According to Mark Twain, October is the most dangerous month for stocks. Right he was.
Things turned ugly last week following hawkish comments from Lou Jiwei, China's finance minister, a negative reaction to the U.S. Treasury's moves to stop "tax inversion" mergers, escalating riots in Hong Kong, and weak data from Europe and Asia.
Equity volatility is simply the latest permutation of selling that's hit most asset classes in successive fashion. It began with commodities, which have been slammed by the strength of the U.S. dollar (up 7% at the end of the quarter). It spread to emerging markets and European stocks.
Recently, it's crushed high-yield corporate bonds, which suffered their worst weekly decline since June 2013.
Small caps, represented by the Russell 2000 index, entered bear market territory. Having fallen 20 percent from their May highs. Now the Nasdaq has joined its small-cap brethren. And while this slow and silent bearish creep is worrisome, it's still reversible.
A select cadre of large cap Dow stocks have been stars. Even as a select group of Dow components have careened through their 200-day moving averages. Winners have been health care, transportation and technology. God forbid you're overweight commodities, emerging markets, the eurozone or small caps. Even mid caps, perennial overachievers they are, have looked shaky.
So, why the drift lower?
Investors are anxious over the Fed's termination of its bond-buying efforts. After billions in bond purchases, which bolstered stocks by encouraging debt-funded corporate stock buybacks, investors don't want the party to end. Further, investors saw stocks suffer at the end of QE1 and QE2. Not to mention that the end of bond buybacks will be followed, eventually, by the Fed's first interest rate hike since 2006.

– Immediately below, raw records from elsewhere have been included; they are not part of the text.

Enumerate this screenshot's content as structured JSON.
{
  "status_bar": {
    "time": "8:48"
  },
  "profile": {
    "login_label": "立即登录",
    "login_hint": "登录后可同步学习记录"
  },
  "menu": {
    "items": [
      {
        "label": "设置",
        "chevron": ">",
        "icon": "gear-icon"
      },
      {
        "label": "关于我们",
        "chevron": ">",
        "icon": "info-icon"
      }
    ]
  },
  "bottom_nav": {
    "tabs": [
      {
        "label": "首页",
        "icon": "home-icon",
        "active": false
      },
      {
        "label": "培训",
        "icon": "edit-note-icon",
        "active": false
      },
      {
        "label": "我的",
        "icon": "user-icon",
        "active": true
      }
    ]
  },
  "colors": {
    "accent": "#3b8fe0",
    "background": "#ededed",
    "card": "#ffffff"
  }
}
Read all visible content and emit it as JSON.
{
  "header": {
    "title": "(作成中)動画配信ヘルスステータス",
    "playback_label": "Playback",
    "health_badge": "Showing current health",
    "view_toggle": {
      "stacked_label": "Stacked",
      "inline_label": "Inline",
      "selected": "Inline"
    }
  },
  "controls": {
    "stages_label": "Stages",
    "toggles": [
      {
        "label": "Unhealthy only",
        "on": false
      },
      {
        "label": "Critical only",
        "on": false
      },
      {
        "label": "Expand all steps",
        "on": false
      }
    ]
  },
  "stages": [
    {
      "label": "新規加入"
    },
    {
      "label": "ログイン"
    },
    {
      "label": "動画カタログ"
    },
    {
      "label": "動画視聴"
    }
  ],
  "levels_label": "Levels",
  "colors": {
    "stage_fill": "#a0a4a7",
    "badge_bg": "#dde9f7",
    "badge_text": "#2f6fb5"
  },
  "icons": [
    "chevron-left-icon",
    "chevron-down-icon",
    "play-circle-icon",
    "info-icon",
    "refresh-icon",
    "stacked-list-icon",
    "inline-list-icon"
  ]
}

Add in the current weakness overseas in China and Europe (both down eight percent from their highs) and the recent decimation of commodities (thanks to a strengthening dollar), and you begin to understand why investors feel like there's nowhere to hide.
As of today, the S&P 500 is four percent below its highs. But, the entire U.S. stock market, as measured by Vanguard's VTI, is five percent down. Hardly a route. Yet, enough to have investors feeling the heat.
Remember, September and October have historically represented the most bearish time of the year. The good news? November and December tend to be the most bullish. And the news gets better. Bespoke Investment Group looked at years in which Q4 has a mid-term election and revealed that the results have been excellent. Since 1928, the average Q4 gain in years with mid-terms has been 6.47 percent. And in years that included a lame-duck president, of which there are four sample sets, Q4 performance inflates to 10.50 percent. In other words, we are about to enter a statistical sweet spot.
The market is down. Volatility is up. And we're entering what has historically been a great time for investors. Hold onto your hat, cowboy. It's rough riding at the moment. But history calls for better times ahead.
Weekly Results
Major markets finished lower last week. The DJIA fell 0.60%, the S&P 500 dropped 0.75%, and the Nasdaq declined 0.81%. Small cap stocks declined 1.23%. And the 10-year Treasury bond yield fell 9 basis points to 2.44%. Gold fell $26.62 per ounce, or -2.18%.